Maureen glowered at him accusingly. In the palm of her hand she cradled his limp penis, like a useless lump of Silly Putty.
“Are you queer or something? You’re not even hard.”
“Of course I’m not queer.” Robbie found his voice at last. “I…I just…I think I took a bad pill, you know? I don’t feel so good.”
Talk about an understatement. The whole evening had been a nightmare, a fitting end to one of the worst days of his life. Maureen’s so-called friend turned out to be a small-time drug dealer and wannabe mafioso called Gianni Sperotto, a rat-faced Italian kid with an acne-scarred face, a nose that streamed like a faucet, and breath so putrid you could practically see it. Gianni’s “apartment” was the top floor of a condemned warehouse. In a year or two, no doubt, some hotshot real-estate whiz would have developed the place into a chrome-walled bachelor pad and sold it for Park Avenue prices. Not even a shit hole like Yonkers had been immune from the development fever that had swept America in the past decade. Overnight, it seemed, an entire generation had become millionaires by the simple expedient of knocking out a few walls and rechristening crumbling industrial relics as “loft-style penthouses.”
But not Gianni Sperotto. Gianni Sperotto was too busy shoveling coke up his nose to see the fortune right under it. His “party” consisted of a bunch of half-dead hookers and junkies shooting up on one of the scores of fetid mattresses littering the floor. The bed where Maureen had dragged Robbie was Gianni’s own sleeping area, cordoned off from the rest of the room by a cardboard screen, over which their host had thrown a pair of psychedelic velour curtains, a lone shot of color in the otherwise bleak and desperate squat.
There was no music, no dancing, no other even vaguely attractive male to distract Maureen from her prey. Robbie figured his only hope was to get her so looped that she forgot about him.
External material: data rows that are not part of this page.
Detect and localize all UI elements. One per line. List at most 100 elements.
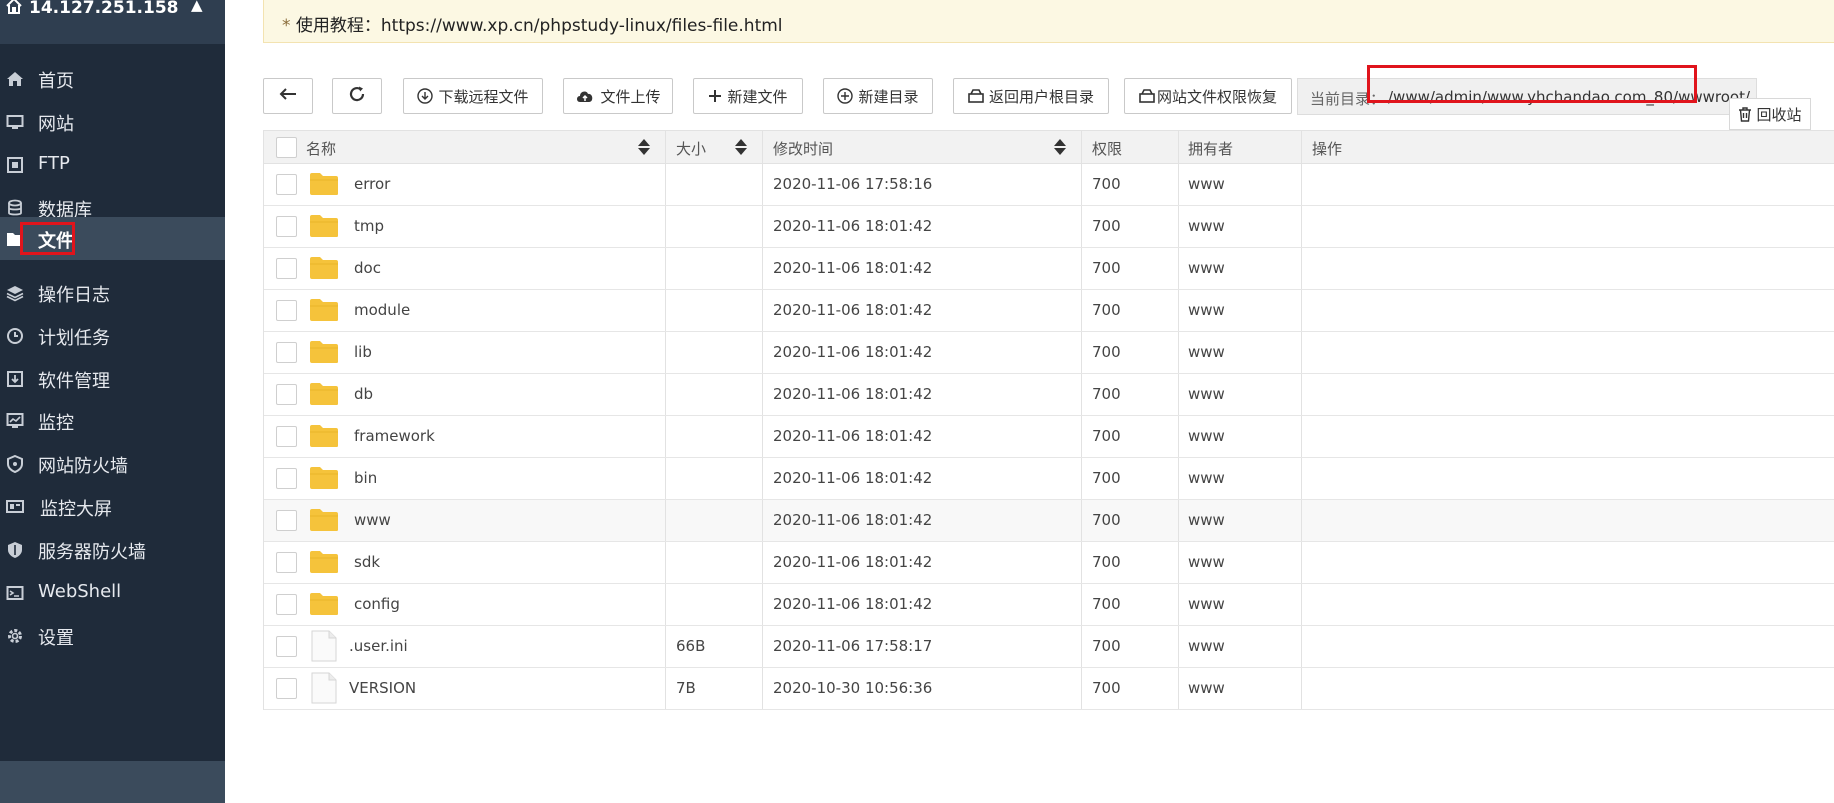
file-name[interactable]: error bbox=[354, 175, 390, 193]
table-row[interactable]: doc 2020-11-06 18:01:42 700 www bbox=[264, 248, 1834, 290]
new-dir-button[interactable]: 新建目录 bbox=[823, 78, 933, 114]
sort-icon[interactable] bbox=[637, 137, 651, 159]
file-name[interactable]: lib bbox=[354, 343, 372, 361]
row-checkbox[interactable] bbox=[276, 426, 297, 447]
file-name[interactable]: VERSION bbox=[349, 679, 416, 697]
file-perm[interactable]: 700 bbox=[1092, 385, 1121, 403]
col-mtime[interactable]: 修改时间 bbox=[773, 138, 833, 159]
table-row[interactable]: framework 2020-11-06 18:01:42 700 www bbox=[264, 416, 1834, 458]
file-perm[interactable]: 700 bbox=[1092, 217, 1121, 235]
file-perm[interactable]: 700 bbox=[1092, 427, 1121, 445]
row-checkbox[interactable] bbox=[276, 300, 297, 321]
recycle-bin-button[interactable]: 回收站 bbox=[1729, 98, 1811, 130]
row-checkbox[interactable] bbox=[276, 174, 297, 195]
file-owner[interactable]: www bbox=[1188, 385, 1225, 403]
file-perm[interactable]: 700 bbox=[1092, 259, 1121, 277]
table-row[interactable]: db 2020-11-06 18:01:42 700 www bbox=[264, 374, 1834, 416]
file-owner[interactable]: www bbox=[1188, 595, 1225, 613]
home-dir-button[interactable]: 返回用户根目录 bbox=[953, 78, 1109, 114]
row-checkbox[interactable] bbox=[276, 258, 297, 279]
file-owner[interactable]: www bbox=[1188, 427, 1225, 445]
file-perm[interactable]: 700 bbox=[1092, 469, 1121, 487]
table-row[interactable]: lib 2020-11-06 18:01:42 700 www bbox=[264, 332, 1834, 374]
table-row[interactable]: tmp 2020-11-06 18:01:42 700 www bbox=[264, 206, 1834, 248]
plus-icon bbox=[708, 89, 722, 103]
sort-icon[interactable] bbox=[1053, 137, 1067, 159]
sidebar-item-settings[interactable]: 设置 bbox=[0, 611, 225, 661]
upload-button[interactable]: 文件上传 bbox=[563, 78, 673, 114]
row-checkbox[interactable] bbox=[276, 552, 297, 573]
back-button[interactable] bbox=[263, 78, 313, 114]
table-row[interactable]: bin 2020-11-06 18:01:42 700 www bbox=[264, 458, 1834, 500]
file-perm[interactable]: 700 bbox=[1092, 175, 1121, 193]
file-name[interactable]: db bbox=[354, 385, 373, 403]
file-name[interactable]: doc bbox=[354, 259, 381, 277]
row-checkbox[interactable] bbox=[276, 342, 297, 363]
file-perm[interactable]: 700 bbox=[1092, 343, 1121, 361]
row-checkbox[interactable] bbox=[276, 468, 297, 489]
file-name[interactable]: module bbox=[354, 301, 410, 319]
col-perm: 权限 bbox=[1092, 140, 1123, 158]
tip-link-text[interactable]: 使用教程：https://www.xp.cn/phpstudy-linux/fi… bbox=[291, 16, 783, 36]
ftp-icon bbox=[6, 156, 24, 174]
row-checkbox[interactable] bbox=[276, 678, 297, 699]
table-row[interactable]: config 2020-11-06 18:01:42 700 www bbox=[264, 584, 1834, 626]
row-checkbox[interactable] bbox=[276, 636, 297, 657]
table-row[interactable]: www 2020-11-06 18:01:42 700 www bbox=[264, 500, 1834, 542]
row-checkbox[interactable] bbox=[276, 384, 297, 405]
file-name[interactable]: .user.ini bbox=[349, 637, 408, 655]
file-owner[interactable]: www bbox=[1188, 301, 1225, 319]
file-perm[interactable]: 700 bbox=[1092, 553, 1121, 571]
new-file-button[interactable]: 新建文件 bbox=[693, 78, 803, 114]
column-divider bbox=[665, 332, 666, 373]
sort-icon[interactable] bbox=[734, 137, 748, 159]
file-perm[interactable]: 700 bbox=[1092, 637, 1121, 655]
file-owner[interactable]: www bbox=[1188, 175, 1225, 193]
chevron-up-icon[interactable]: ▲ bbox=[191, 0, 203, 14]
folder-icon bbox=[309, 508, 343, 536]
file-name[interactable]: sdk bbox=[354, 553, 380, 571]
sidebar-item-label: 首页 bbox=[38, 71, 74, 92]
file-name[interactable]: bin bbox=[354, 469, 377, 487]
file-owner[interactable]: www bbox=[1188, 553, 1225, 571]
file-owner[interactable]: www bbox=[1188, 511, 1225, 529]
file-perm[interactable]: 700 bbox=[1092, 511, 1121, 529]
file-owner[interactable]: www bbox=[1188, 469, 1225, 487]
file-owner[interactable]: www bbox=[1188, 217, 1225, 235]
restore-perms-button[interactable]: 网站文件权限恢复 bbox=[1124, 78, 1292, 114]
row-checkbox[interactable] bbox=[276, 216, 297, 237]
file-name[interactable]: config bbox=[354, 595, 400, 613]
download-remote-button[interactable]: 下载远程文件 bbox=[403, 78, 543, 114]
sidebar-item-label: WebShell bbox=[38, 581, 122, 602]
col-size[interactable]: 大小 bbox=[676, 138, 706, 159]
file-perm[interactable]: 700 bbox=[1092, 595, 1121, 613]
table-row[interactable]: module 2020-11-06 18:01:42 700 www bbox=[264, 290, 1834, 332]
file-owner[interactable]: www bbox=[1188, 637, 1225, 655]
file-name[interactable]: tmp bbox=[354, 217, 384, 235]
host-switcher[interactable]: 14.127.251.158 ▲ bbox=[0, 0, 225, 44]
host-ip: 14.127.251.158 bbox=[29, 0, 179, 18]
table-row[interactable]: VERSION 7B 2020-10-30 10:56:36 700 www bbox=[264, 668, 1834, 710]
file-name[interactable]: www bbox=[354, 511, 391, 529]
table-row[interactable]: sdk 2020-11-06 18:01:42 700 www bbox=[264, 542, 1834, 584]
column-divider bbox=[1178, 131, 1179, 163]
file-owner[interactable]: www bbox=[1188, 343, 1225, 361]
file-owner[interactable]: www bbox=[1188, 679, 1225, 697]
folder-icon bbox=[309, 466, 343, 494]
file-owner[interactable]: www bbox=[1188, 259, 1225, 277]
file-perm[interactable]: 700 bbox=[1092, 301, 1121, 319]
sidebar-item-label: 计划任务 bbox=[38, 328, 110, 349]
table-row[interactable]: error 2020-11-06 17:58:16 700 www bbox=[264, 164, 1834, 206]
col-name[interactable]: 名称 bbox=[306, 138, 336, 159]
row-checkbox[interactable] bbox=[276, 594, 297, 615]
select-all-checkbox[interactable] bbox=[276, 137, 297, 158]
file-perm[interactable]: 700 bbox=[1092, 679, 1121, 697]
folder-icon bbox=[309, 298, 343, 326]
refresh-button[interactable] bbox=[332, 78, 382, 114]
sidebar-item-label: 网站防火墙 bbox=[38, 456, 128, 477]
column-divider bbox=[762, 500, 763, 541]
column-divider bbox=[762, 248, 763, 289]
file-name[interactable]: framework bbox=[354, 427, 435, 445]
row-checkbox[interactable] bbox=[276, 510, 297, 531]
table-row[interactable]: .user.ini 66B 2020-11-06 17:58:17 700 ww… bbox=[264, 626, 1834, 668]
It was a great plan, apart from one tiny snag. In order to get Maureen high, he’d had to get high himself. Robbie got hazy after one strong joint. Maureen Swanson, by contrast, appeared to have the constitution of an ox. No, make that a team of oxen. The girl popped X like they were M &M’s and vacuumed up the coke like a pig rooting for truffles. The drugs had done nothing at all to dampen her ardor.
“A bad pill, huh? We’ll see about that. Lay back and close your eyes.”
Too disorientated to resist, Robbie did as she asked. The next thing he felt was Maureen’s warm, wet tongue between his legs. Apparently, she saw his flaccid state as some sort of challenge.
If only I could rise to it!
When the curtain was yanked aside and the men burst in, Robbie’s first emotion was pure relief.